The Role of Calcium Supplementation During Pregnancy and Lactation
During pregnancy, increased fetal calcium demands lead to increased maternal bone resorption, which is usually aggravated by insufficient calcium intake. This increased demand (about 30 g) is met by increased gastrointestinal absorption caused by increased vitamin D. During lactation, vitamin D levels decline, and gastrointestinal calcium absorption returns to normal. Calcium is retained by the kidneys and resorbed from the skeleton secondary to falling estrogen levels. Overall, breast-feeding may lead to up to 10% loss of bone, which may take 1 to 2 years to fully recover.28 Adequate calcium supplementation (1,200 mg calcium per day)29 has been found to be an important means of limiting fetal and maternal lead toxicity especially during the second half of the pregnancy.2 Lead-induced decreases in birth weight and length are nevertheless unlikely to be prevented.30 During lactation, however, calcium supplementation is evidently less effective in minimizing the lead mobilization from the skeleton.31,32
Lead Toxicity and Breast-Feeding
Although lead levels in the breast milk are similar to the mother’s blood, lead exposure during breast feeding has a lower impact on the child than exposure during fetal development.

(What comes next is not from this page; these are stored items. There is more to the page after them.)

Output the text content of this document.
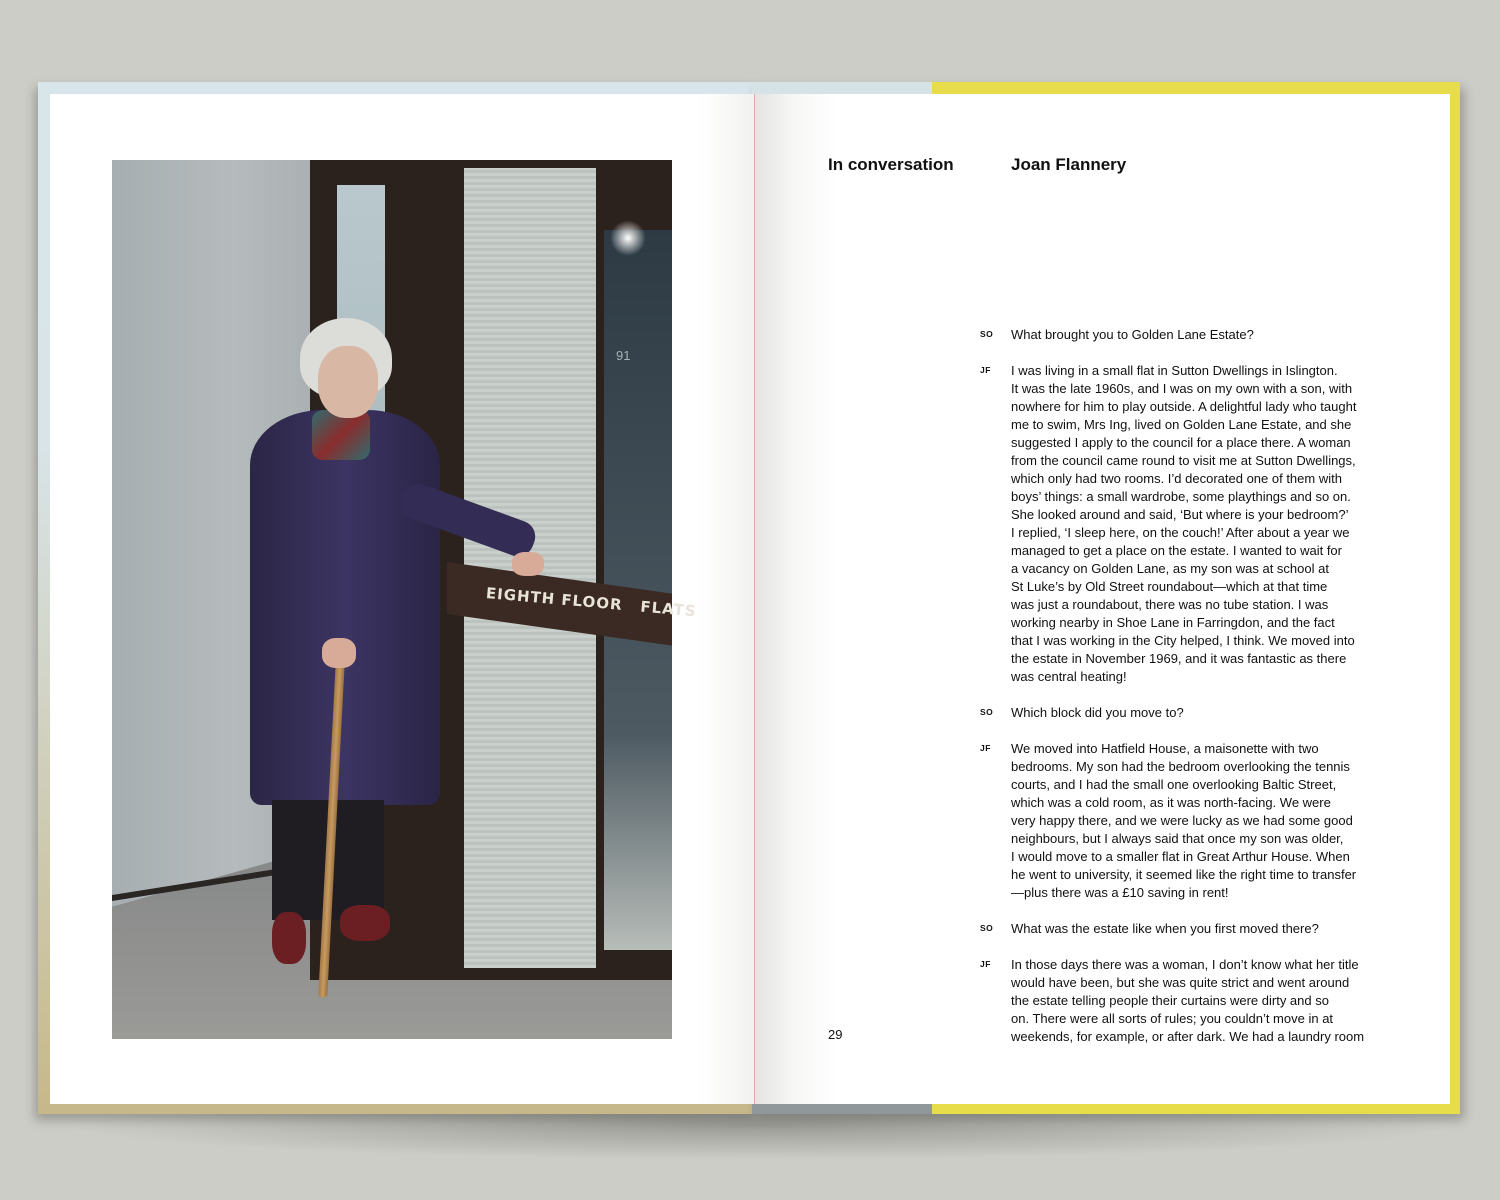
91
EIGHTH FLOOR FLATS
In conversation	Joan Flannery
SO	What brought you to Golden Lane Estate?
JF	I was living in a small flat in Sutton Dwellings in Islington.
It was the late 1960s, and I was on my own with a son, with
nowhere for him to play outside. A delightful lady who taught
me to swim, Mrs Ing, lived on Golden Lane Estate, and she
suggested I apply to the council for a place there. A woman
from the council came round to visit me at Sutton Dwellings,
which only had two rooms. I’d decorated one of them with
boys’ things: a small wardrobe, some playthings and so on.
She looked around and said, ‘But where is your bedroom?’
I replied, ‘I sleep here, on the couch!’ After about a year we
managed to get a place on the estate. I wanted to wait for
a vacancy on Golden Lane, as my son was at school at
St Luke’s by Old Street roundabout—which at that time
was just a roundabout, there was no tube station. I was
working nearby in Shoe Lane in Farringdon, and the fact
that I was working in the City helped, I think. We moved into
the estate in November 1969, and it was fantastic as there
was central heating!
SO	Which block did you move to?
JF	We moved into Hatfield House, a maisonette with two
bedrooms. My son had the bedroom overlooking the tennis
courts, and I had the small one overlooking Baltic Street,
which was a cold room, as it was north-facing. We were
very happy there, and we were lucky as we had some good
neighbours, but I always said that once my son was older,
I would move to a smaller flat in Great Arthur House. When
he went to university, it seemed like the right time to transfer
—plus there was a £10 saving in rent!
SO	What was the estate like when you first moved there?
JF	In those days there was a woman, I don’t know what her title
would have been, but she was quite strict and went around
the estate telling people their curtains were dirty and so
on. There were all sorts of rules; you couldn’t move in at
weekends, for example, or after dark. We had a laundry room
29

During breast feeding, the child’s risk of lead toxicity is small because of a lower intestinal lead absorption33 compared to the amount of lead crossing the placenta. Moreover, lead can be frequently found in infant formulas, which lack the psychological and nutritional advantages of breast-feeding so that a recommendation against breast-feeding should not be made.34
CONCLUSION
Our case report illustrates the seriousness of the long-term health effects associated with lead poisoning at a multi-organ level. Our patient’s neurologic, renal, orthopedic, hematologic, and gastrointestinal systems and her reproductive system were affected even years after exposure. Thus, prevention of lead exposure is imperative. However, patient care for individuals who previously have been exposed to lead should not be limited to adequate treatment in case of an acute increase in lead levels. It should also be geared towards preventing increased mobilization and bone turnover by treating any possible triggering event in time and by sufficient calcium intake. Treatment should be accompanied by appropriate patient education, especially with regard to the interaction between pregnancy and lead mobilization.
Acknowledgments
Funding was provided exclusively by institutional support.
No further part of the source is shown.